In order to do that she had to make sure that she didn’t mess up the partnership she shared with Brett and the others. She had to make sure that it didn’t get awkward and weird because of her attraction to the bachelor cowboy.

She couldn’t kiss him again. And she had to keep her distance from him. Maybe she was mourning that decision almost as much as she was mourning her father.

“I miss you so much, Daddy,” she whispered, her throat burning with the sobs that were threatening to bubble up and out. Some tears slipped down her cheeks.

Then an arm slid around her shoulders and a tissue was pressed into her hand.
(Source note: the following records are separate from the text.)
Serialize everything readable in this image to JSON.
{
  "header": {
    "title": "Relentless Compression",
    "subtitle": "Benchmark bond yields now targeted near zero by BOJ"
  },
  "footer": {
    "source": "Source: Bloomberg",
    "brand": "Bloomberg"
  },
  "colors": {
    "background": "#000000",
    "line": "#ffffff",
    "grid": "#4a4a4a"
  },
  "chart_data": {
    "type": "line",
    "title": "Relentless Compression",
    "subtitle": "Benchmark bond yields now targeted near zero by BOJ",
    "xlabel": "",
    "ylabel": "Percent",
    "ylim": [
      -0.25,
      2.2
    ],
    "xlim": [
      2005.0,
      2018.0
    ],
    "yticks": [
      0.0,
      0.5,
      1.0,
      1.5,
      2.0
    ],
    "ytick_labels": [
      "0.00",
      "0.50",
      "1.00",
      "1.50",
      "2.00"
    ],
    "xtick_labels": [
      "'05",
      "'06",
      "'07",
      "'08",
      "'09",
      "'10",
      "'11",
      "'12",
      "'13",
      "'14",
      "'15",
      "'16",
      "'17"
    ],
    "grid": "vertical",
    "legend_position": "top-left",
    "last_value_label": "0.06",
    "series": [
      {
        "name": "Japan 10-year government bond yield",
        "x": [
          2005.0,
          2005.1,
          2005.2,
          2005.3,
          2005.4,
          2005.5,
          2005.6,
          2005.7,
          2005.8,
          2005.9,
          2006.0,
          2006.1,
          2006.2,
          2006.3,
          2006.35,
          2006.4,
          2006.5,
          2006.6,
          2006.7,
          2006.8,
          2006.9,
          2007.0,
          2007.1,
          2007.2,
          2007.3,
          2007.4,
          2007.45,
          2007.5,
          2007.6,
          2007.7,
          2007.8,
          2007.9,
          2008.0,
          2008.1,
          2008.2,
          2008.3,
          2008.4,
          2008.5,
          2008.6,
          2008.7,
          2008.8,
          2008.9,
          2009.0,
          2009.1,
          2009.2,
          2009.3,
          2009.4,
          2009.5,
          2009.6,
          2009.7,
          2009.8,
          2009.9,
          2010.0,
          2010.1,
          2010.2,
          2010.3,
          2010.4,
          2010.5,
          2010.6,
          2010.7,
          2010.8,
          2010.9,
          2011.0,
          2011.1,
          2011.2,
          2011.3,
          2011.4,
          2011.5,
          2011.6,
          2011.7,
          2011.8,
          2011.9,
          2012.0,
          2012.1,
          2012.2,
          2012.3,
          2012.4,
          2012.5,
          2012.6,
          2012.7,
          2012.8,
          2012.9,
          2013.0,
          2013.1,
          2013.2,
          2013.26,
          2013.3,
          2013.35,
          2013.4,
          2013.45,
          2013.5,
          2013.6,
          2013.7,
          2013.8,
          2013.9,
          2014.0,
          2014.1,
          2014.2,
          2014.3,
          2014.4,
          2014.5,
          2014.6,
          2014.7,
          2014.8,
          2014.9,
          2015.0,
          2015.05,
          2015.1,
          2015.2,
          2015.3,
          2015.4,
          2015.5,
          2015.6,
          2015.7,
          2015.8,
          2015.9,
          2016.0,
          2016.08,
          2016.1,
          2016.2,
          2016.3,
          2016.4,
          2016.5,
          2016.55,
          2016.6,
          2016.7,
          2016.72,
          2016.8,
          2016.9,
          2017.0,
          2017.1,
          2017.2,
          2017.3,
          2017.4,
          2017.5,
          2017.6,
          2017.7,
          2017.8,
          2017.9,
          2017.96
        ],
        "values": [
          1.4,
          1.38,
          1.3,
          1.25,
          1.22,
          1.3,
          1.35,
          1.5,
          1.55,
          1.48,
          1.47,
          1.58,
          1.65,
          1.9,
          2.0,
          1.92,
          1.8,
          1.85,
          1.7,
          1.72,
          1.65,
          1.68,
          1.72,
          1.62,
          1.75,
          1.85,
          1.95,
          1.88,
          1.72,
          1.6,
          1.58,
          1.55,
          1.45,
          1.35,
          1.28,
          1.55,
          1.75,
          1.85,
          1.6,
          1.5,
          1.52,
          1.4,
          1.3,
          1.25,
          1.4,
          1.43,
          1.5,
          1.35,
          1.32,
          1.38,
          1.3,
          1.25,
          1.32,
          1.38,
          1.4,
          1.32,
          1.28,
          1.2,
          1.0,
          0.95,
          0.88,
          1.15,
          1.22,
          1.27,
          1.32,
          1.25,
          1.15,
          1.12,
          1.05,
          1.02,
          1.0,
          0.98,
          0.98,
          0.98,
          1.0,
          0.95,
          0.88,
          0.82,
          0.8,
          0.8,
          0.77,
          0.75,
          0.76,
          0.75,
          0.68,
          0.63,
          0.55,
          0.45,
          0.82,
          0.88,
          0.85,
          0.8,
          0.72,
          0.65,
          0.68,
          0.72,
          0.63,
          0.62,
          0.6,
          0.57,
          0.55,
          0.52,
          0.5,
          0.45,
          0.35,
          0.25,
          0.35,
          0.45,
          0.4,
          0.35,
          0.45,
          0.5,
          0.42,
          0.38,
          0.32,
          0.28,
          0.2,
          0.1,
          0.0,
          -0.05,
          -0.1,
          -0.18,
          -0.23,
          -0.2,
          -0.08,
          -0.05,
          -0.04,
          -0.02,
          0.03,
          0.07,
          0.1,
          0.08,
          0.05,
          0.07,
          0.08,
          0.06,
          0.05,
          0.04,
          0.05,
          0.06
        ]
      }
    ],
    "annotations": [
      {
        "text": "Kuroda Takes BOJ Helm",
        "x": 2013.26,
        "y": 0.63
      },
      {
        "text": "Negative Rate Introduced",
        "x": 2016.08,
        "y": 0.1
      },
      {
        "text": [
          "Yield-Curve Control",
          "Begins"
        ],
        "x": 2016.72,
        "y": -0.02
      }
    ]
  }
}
Blinded by the tears, she hadn’t seen him walk up to join her, but she felt Brett in every tingly nerve ending.

“How do you always know?” she murmured.

“What?”

How did he always know when she needed him?

But she couldn’t ask him that question because then she would be admitting that she needed him. And she didn’t want to admit that, even to herself.

“How did you know I was here?”

“I didn’t,” he said. “I swear I’m not stalking you. I came into town to talk to my dad, and any time that I come into Willow Creek, I stop by here to talk to Frank, too.”

“Of course you do.” Because he was good and loyal and kind. And it wasn’t fair, not to her heart that was fighting so hard to keep him out.

“I was surprised to see you here,” he said.

She sniffed back the tears that kept trailing down her face. “Because I’m a horrible daughter and you didn’t think I even knew where his gravesite was?”

His arm around her gave her a gentle squeeze. “No, Trish.”

“I had to ask Frankie,” she admitted. “I am a horrible daughter.”

“When Frank had his accident, you’d just gone through IVF with a high-risk pregnancy,” he said. “You couldn’t travel then or for his funeral. And you were going through your divorce, too. You had your reasons to stay away.”